Nach Angaben eines BfS-Sprechers ist dies der bislang höchste Wert von Cäsium 137 in einer Lösungsprobe, der in dem unterirdischen Salzstock nach dem Ende der Einlagerung im Jahr 1978 gemessen wurde. Der Wert liege 24 Mal über der erlaubten Freigrenze.

2008 hatte die damals zuständige Helmholtz-Gesellschaft in dem gleichen Bohrloch noch eine Aktivität von etwa 90.000 Bq/l, also dem neunfachen Wert über der Freigrenze, gemessen. Damit habe sich die Cäsium-Konzentration an dieser Messstelle innerhalb von drei Jahren mehr als verdoppelt, teilte das BfS mit.

Die Strahlenschützer können bislang nicht nachvollziehen, wie die höheren Werte zustande kommen.
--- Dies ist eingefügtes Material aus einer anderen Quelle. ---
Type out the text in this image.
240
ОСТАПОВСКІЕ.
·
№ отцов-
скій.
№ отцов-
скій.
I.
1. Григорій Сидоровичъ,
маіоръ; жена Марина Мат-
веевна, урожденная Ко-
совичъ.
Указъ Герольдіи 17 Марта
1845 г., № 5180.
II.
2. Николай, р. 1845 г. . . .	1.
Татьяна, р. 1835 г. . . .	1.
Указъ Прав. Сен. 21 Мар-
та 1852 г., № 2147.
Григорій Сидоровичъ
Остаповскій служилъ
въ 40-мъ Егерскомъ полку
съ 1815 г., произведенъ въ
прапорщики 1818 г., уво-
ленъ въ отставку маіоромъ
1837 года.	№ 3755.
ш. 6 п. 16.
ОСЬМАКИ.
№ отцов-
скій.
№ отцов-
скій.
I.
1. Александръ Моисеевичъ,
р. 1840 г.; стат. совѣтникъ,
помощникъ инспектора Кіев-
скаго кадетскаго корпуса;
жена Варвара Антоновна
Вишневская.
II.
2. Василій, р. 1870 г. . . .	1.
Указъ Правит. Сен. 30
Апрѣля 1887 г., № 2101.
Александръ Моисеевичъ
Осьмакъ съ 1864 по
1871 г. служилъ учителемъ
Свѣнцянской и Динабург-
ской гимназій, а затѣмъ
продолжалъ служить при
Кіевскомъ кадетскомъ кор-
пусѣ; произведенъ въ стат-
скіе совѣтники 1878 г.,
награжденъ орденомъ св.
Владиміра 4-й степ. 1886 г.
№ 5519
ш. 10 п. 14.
Man habe sichergestellt, dass niemand mit der verstrahlten Lösung direkt in Kontakt kommt und dass keine Kontamination nach außen geschleppt werden kann, teilte das Amt mit.

In dem früheren Bergwerk in Asse lagern rund 126.000 Behälter mit schwach und mittelradioaktivem Abfall, die in den kommenden Jahren wieder geborgen werden sollen. Zuvor allerdings müssen Experten untersuchen, in welchem Zustand die Atommüllfässer sind, die in diversen Kammern lagern.